Nor was that option on offer. The choice wasn’t between St Paul and St Peter. It was between Franco and Stalin. Given that option, I’d take Franco any day and twice on Sundays: history shows that wherever the communists took over, they invariably wiped out about 10 percent of the population, to begin with. No doubt the trendy lefties like Preston and Sandbrook would still prefer Stalin — even though the review (one hopes not the book) doesn’t mention that name once.

How it’s possible to write even 100, never mind 1,000, words about the Spanish Civil War without mentioning that the Republican side was financed, armed, trained and in many instances led by the Soviets is beyond me. Soviet pilots were flying their Soviet I-16 fighter planes over Madrid (one of them managed to execute an emergency landing on Castellana, Madrid’s major thoroughfare); Soviet tank crews were driving the BTs into battle; the Soviet NKVD was butchering other leftist groups, including the POUM anarchists; Soviet ‘advisers’ (each with a Spanish code name) were leading divisions and armies; the International Brigades, the best troops on either side, were the army of the Komintern, Stalin’s mercenaries.

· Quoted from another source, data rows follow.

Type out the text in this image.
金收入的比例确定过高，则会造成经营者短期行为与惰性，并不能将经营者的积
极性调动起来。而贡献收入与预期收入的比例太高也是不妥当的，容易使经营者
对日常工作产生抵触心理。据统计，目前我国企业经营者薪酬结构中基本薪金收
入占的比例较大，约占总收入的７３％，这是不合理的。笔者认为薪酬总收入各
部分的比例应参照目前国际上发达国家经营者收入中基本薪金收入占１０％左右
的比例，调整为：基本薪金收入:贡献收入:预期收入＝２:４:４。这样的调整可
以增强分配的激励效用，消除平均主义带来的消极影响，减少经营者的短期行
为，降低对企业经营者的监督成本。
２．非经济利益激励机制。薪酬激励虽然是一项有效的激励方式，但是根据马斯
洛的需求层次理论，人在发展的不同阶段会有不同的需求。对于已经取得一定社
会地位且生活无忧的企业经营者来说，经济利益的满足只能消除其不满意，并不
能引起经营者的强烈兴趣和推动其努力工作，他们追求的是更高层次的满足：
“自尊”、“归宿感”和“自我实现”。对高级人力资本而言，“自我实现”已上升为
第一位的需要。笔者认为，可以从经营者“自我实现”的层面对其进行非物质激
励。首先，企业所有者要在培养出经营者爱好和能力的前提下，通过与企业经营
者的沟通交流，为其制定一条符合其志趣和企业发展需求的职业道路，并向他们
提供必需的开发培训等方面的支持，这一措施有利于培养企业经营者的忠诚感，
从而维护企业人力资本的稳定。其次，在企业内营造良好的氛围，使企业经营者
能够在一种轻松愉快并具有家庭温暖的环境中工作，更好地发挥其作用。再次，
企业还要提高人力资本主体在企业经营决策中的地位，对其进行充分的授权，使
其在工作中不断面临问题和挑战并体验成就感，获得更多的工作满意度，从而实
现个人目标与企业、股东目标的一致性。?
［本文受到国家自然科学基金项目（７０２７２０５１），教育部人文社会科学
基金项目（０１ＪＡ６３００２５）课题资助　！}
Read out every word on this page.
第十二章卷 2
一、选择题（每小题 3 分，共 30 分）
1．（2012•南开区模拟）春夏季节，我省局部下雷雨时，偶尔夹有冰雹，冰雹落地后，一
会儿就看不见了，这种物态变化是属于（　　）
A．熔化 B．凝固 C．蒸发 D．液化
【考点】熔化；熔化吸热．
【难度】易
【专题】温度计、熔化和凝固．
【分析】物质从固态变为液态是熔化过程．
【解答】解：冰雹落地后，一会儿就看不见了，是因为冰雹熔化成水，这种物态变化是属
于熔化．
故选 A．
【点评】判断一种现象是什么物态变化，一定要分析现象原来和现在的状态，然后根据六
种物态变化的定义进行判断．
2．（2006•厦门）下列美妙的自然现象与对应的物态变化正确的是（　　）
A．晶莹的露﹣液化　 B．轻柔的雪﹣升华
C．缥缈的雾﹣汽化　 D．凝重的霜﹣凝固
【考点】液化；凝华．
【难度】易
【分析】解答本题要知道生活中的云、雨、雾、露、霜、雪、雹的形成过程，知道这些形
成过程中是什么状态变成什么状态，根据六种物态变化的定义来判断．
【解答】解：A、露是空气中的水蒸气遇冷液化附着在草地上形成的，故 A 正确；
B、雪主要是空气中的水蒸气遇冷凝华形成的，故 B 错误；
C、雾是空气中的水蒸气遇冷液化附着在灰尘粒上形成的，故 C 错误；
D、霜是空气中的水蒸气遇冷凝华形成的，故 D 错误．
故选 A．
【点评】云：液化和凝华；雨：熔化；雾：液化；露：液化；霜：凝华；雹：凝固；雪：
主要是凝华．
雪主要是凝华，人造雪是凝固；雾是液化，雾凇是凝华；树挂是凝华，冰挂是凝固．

Had Franco not stepped in, Spain today would be like Rumania, and many Spaniards realise this. Franco’s tomb in the Valley of the Dead remains a national shrine, and thousands of Spaniards come every day to pay their respects. Are they all lovers of tyranny? Some no doubt are. But a majority have a firmer grasp of history than Sandbrook — or even Preston, who proves that an ideology, especially a wrong one, can never allow a compendium of facts to become valid history.

The type of absolutist quasi-thinking evinced by our glorious duo has become typical in the West. It often lies at the foundation of foreign policy. In the assumption that any regime not closely resembling American-syle democracy is as rotten as any other, our states unseat one tyrant after another — only to discover that every subsequent tyrant is worse: for example, the Shah Pahlevi, Mubarak, Batista and even Saddam were better than their alternatives. So was Francisco Franco.